I just registered and now I want to introduce myself. I'm Niels and I'm from the Netherlands (hence my poor English, sorry about that)

I'm very much into the "grow or make your own food and drinks" hobbies.
I have been brewing my own beer for quite some time, I've grown my own fruits and I am one of the very few people in the Netherlands that own/made a smoker suitable for slow BBQ (I love pulled pork  ^-^

Since a month or so I have also started to make my own cheese. Not Gouda or Edammer, (I can get those in any supermarket) but Pepper Jack. I have made a Chipotle Jack and a Habanero Jack, both are now aging. I can't wait to break them open and I will post more about them very soon.

Making cheese yourself is a very rare hobby in the Netherlands but I'm glad that there is this international forum for cheesemakers.

Niels
     

Zinger

Welcome kaaskop. My ancestry Dutch, I live in West Michigan which has a large population with Dutch ancestry. I know you will find this forum very helpful as well as enjoyable.

Sailor Con Queso

Why is home cheesemaking rare in the Netherlands?

Gürkan Yeniçeri

Welcome to cheeseforum.org Niels.

Sailor, probably shops in Netherland has all of the national cheeses cheaper and better quality that it wouldn't worth making them at home. :)

Cheese Head

Goedanavond (Good evening) Niels, welkom aan bord (Welcome Aboard)
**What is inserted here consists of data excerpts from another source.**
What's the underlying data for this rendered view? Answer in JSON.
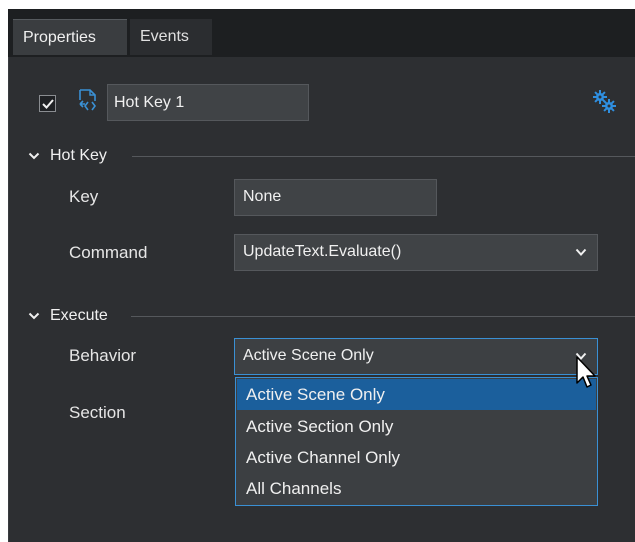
{
  "tabs": [
    {
      "label": "Properties",
      "active": true
    },
    {
      "label": "Events",
      "active": false
    }
  ],
  "header": {
    "enabled_checked": true,
    "name_value": "Hot Key 1"
  },
  "hotkey_section": {
    "title": "Hot Key",
    "expanded": true,
    "key_label": "Key",
    "key_value": "None",
    "command_label": "Command",
    "command_value": "UpdateText.Evaluate()"
  },
  "execute_section": {
    "title": "Execute",
    "expanded": true,
    "behavior_label": "Behavior",
    "behavior_value": "Active Scene Only",
    "section_label": "Section",
    "behavior_options": [
      {
        "label": "Active Scene Only",
        "selected": true
      },
      {
        "label": "Active Section Only",
        "selected": false
      },
      {
        "label": "Active Channel Only",
        "selected": false
      },
      {
        "label": "All Channels",
        "selected": false
      }
    ]
  },
  "colors": {
    "panel_bg": "#2d2f32",
    "field_bg": "#404346",
    "accent": "#3a90d4",
    "selection": "#1b5f9c"
  },
  "icons": [
    "checkmark-icon",
    "hotkey-icon",
    "gear-icon",
    "chevron-down-icon",
    "mouse-cursor-icon"
  ]
}
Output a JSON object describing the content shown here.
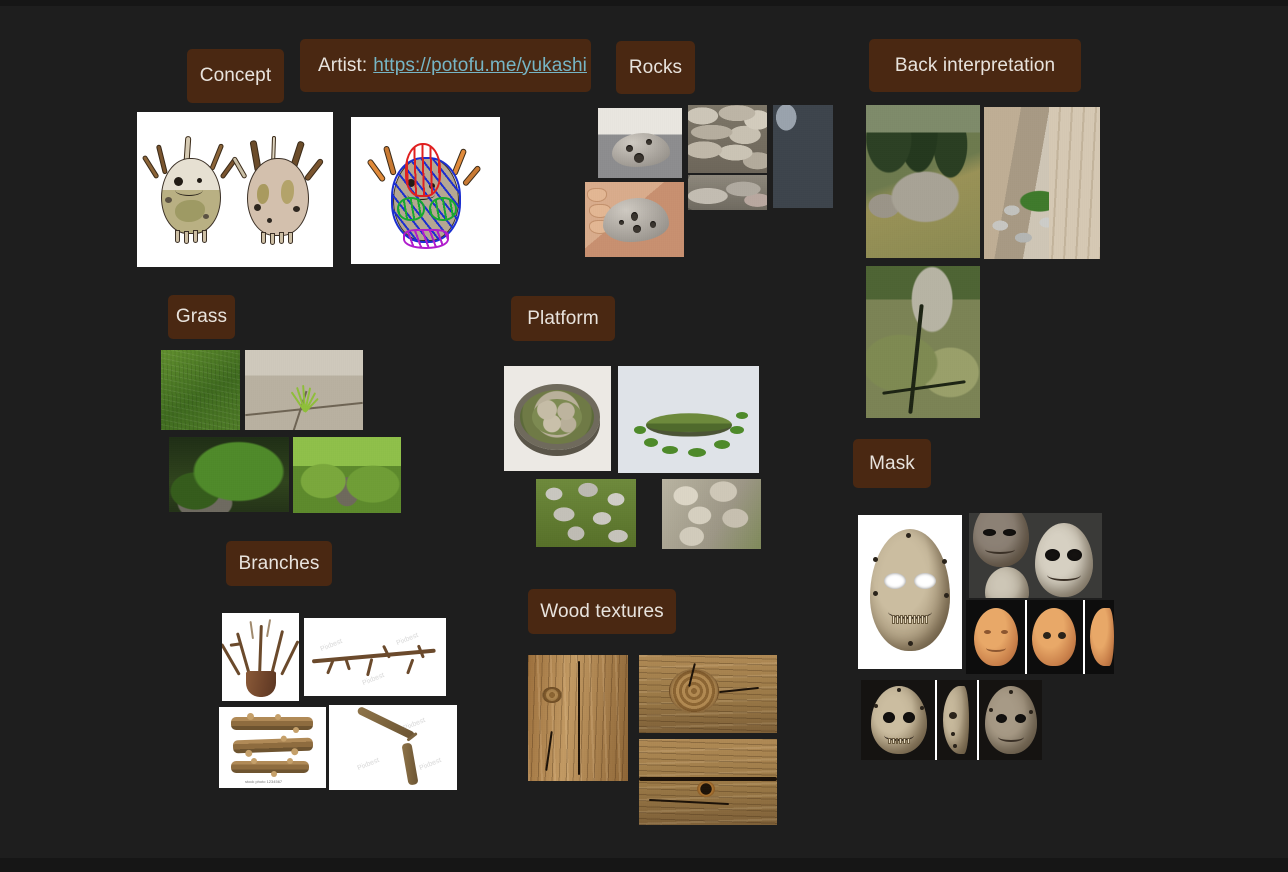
{
  "board": {
    "background_color": "#1e1e1e",
    "label_background_color": "#4a2812",
    "label_text_color": "#e8e3dd",
    "link_color": "#76b5c5"
  },
  "sections": {
    "concept": {
      "label": "Concept",
      "images": [
        {
          "name": "creature-front-and-back-sketch",
          "caption": ""
        },
        {
          "name": "creature-annotated-overlay-sketch",
          "caption": ""
        }
      ]
    },
    "artist": {
      "prefix": "Artist:",
      "link_text": "https://potofu.me/yukashi",
      "link_href": "https://potofu.me/yukashi"
    },
    "rocks": {
      "label": "Rocks",
      "images": [
        {
          "name": "stone-with-holes-on-table"
        },
        {
          "name": "hand-holding-holed-pebble"
        },
        {
          "name": "dry-stone-wall"
        },
        {
          "name": "flat-stacked-stones"
        },
        {
          "name": "cobblestone-pavement"
        }
      ]
    },
    "back_interpretation": {
      "label": "Back interpretation",
      "images": [
        {
          "name": "mountain-boulder-with-pine-trees"
        },
        {
          "name": "pebble-garden-bed-beside-wall"
        },
        {
          "name": "cracked-mossy-boulder"
        }
      ]
    },
    "grass": {
      "label": "Grass",
      "images": [
        {
          "name": "grass-lawn-texture"
        },
        {
          "name": "grass-tuft-in-pavement-crack"
        },
        {
          "name": "moss-covered-rock-in-shade"
        },
        {
          "name": "moss-covered-rocks-on-lawn"
        }
      ]
    },
    "platform": {
      "label": "Platform",
      "images": [
        {
          "name": "mossy-stone-disc-base-photo"
        },
        {
          "name": "mossy-stone-disc-3d-render"
        },
        {
          "name": "rocky-grass-ground-texture"
        },
        {
          "name": "limestone-cliff-texture"
        }
      ]
    },
    "branches": {
      "label": "Branches",
      "images": [
        {
          "name": "dry-branches-in-vase"
        },
        {
          "name": "isolated-tree-branch"
        },
        {
          "name": "cut-log-pieces"
        },
        {
          "name": "bent-wooden-stick"
        }
      ],
      "watermarks": [
        "Pixbest",
        "Pixbest",
        "Pixbest",
        "Pixbest"
      ],
      "thumb_caption": "stock photo  1234567"
    },
    "wood_textures": {
      "label": "Wood textures",
      "images": [
        {
          "name": "vertical-weathered-wood-plank"
        },
        {
          "name": "wood-beam-with-knot"
        },
        {
          "name": "cracked-wood-plank-with-knot"
        }
      ]
    },
    "mask": {
      "label": "Mask",
      "images": [
        {
          "name": "neolithic-stone-mask-main"
        },
        {
          "name": "stone-masks-museum-display"
        },
        {
          "name": "ochre-stone-faces-three-views"
        },
        {
          "name": "stone-mask-three-angles"
        }
      ]
    }
  }
}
Ik spreek geen Nederlands (I don't speak Dutch) but have worked with many Dutch over the years, great people!

There's several Nederlands based cheese making supply stores in our listing, so you can't be the only one ;D!

Tot staks (see you later), John.

DeejayDebi

Welcomes Niels.

Many of us here also enjoy those hobbies and as you know it is a way of life for some of us - more than a hobby. I am curious about your smoking methods. I have never taked smoke with someone from the netherlands. I am always wonder how people may do things differently from other countries.

michoutim


kaaskop

Thank you all for your warm welcome!

En jij ook een goedenavond, John  ;)

I really don't know why so little Dutch people make their own cheese. Compared to homebrewing it's just not that popular  :(  Homemade cheese used to be very common here once, when farmers  used part of their milk to make their own cheese.
Fortunately cheese making supplies are available by mail order.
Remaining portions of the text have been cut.